Parte significativa do livro é ocupada com a resposta às perguntas, questões, opiniões e comentários que vimos e ouvimos desde que o movimento se lançou, com maior insistência ou de análise mais sofisticada. Pensámos este livro como se ele fosse um ABC sobre a morte assistida, que nos dissesse tudo o que devemos saber sobre a morte assistida e nos preparasse para uma decisão séria, informada, consciente e responsável. Não temos a pretensão de ter dado resposta a todos os problemas, sabemos que não fizemos nem pretendíamos fazer uma obra perfeita. Pretendemos apenas ajudar a que cada um fique a saber o que está em causa, a facilitar o encontrar das respostas que melhor o satisfazem, sem que, para isso, tivéssemos de recorrer à adulteração da realidade ou à deturpação da opinião dos que não pensam como nós, esclarecendo com verdade o que está em causa, o que se pretende permitir e não permitir - como é o caso da exclusão dos menores e dos portadores de doença ou perturbação mental -, avaliando com rigor e objetividade a experiência daqueles que já legalizaram a morte assistida - vários países europeus e da América Latina e diversos estados norte-americanos -, não para copiar mas precisamente para aprender e saber evitar erros ou precipitações que existem em alguns desse exemplos estrangeiros. Não recorremos nem a truques nem a habilidades retóricas para impor a nossa razão. A força da nossa razão está nos nossos argumentos.

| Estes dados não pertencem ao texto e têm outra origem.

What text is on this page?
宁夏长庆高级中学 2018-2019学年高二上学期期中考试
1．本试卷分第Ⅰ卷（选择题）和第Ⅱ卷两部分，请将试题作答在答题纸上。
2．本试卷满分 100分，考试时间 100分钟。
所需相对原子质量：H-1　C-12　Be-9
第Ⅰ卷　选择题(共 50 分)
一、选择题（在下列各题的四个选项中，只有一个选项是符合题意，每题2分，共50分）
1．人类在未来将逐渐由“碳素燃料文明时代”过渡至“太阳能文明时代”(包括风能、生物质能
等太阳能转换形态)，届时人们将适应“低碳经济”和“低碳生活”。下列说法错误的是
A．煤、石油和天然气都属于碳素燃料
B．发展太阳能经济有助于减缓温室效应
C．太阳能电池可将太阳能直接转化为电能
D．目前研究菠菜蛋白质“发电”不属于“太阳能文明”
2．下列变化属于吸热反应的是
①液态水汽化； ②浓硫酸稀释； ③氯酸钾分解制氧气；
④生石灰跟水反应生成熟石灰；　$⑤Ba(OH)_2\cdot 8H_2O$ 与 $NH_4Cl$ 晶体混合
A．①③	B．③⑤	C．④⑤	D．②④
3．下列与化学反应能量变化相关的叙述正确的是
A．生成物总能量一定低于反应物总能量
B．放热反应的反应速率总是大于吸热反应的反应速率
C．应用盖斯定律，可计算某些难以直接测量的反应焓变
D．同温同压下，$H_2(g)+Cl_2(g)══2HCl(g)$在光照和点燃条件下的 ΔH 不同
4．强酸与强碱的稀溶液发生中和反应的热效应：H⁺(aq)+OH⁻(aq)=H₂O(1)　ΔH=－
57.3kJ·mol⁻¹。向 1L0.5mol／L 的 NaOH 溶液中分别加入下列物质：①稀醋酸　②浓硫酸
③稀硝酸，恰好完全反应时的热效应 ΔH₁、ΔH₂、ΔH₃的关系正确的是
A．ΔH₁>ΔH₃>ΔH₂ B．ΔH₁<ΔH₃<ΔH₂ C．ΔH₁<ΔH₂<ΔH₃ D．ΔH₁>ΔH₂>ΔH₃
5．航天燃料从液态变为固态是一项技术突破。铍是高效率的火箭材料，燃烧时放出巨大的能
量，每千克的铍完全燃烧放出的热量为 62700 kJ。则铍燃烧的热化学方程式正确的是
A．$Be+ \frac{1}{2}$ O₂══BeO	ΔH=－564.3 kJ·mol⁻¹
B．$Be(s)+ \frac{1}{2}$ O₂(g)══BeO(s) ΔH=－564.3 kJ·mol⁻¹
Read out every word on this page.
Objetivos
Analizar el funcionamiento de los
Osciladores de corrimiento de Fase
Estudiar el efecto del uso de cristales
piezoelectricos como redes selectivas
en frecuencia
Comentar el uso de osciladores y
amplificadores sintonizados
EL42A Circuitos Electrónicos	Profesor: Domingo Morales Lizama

E, este trabalho, fizemo-lo com extremo cuidado devido à natureza da problemática em causa. A morte é o terreno do absoluto desconhecido e é fácil manipular o desconhecido. A morte é o momento de todos os receios e é fácil usar o medo - e até o horror - para granjear mais alguns apoios. Repito, não foi esse - nem será - o nosso caminho. Conduzimo-nos apenas pela racionalidade dos nossos argumentos, convictos de que nem a ignorância, nem o medo vencerão a razão. E convictos, também, de que à complexidade do tema se responde de forma exigente e elaborada, fugindo a simplificações e recusando adiar sine die a resposta que é indispensável encontrar para um problema que repercute de forma tão direta e intensa na vida de todos e de cada um.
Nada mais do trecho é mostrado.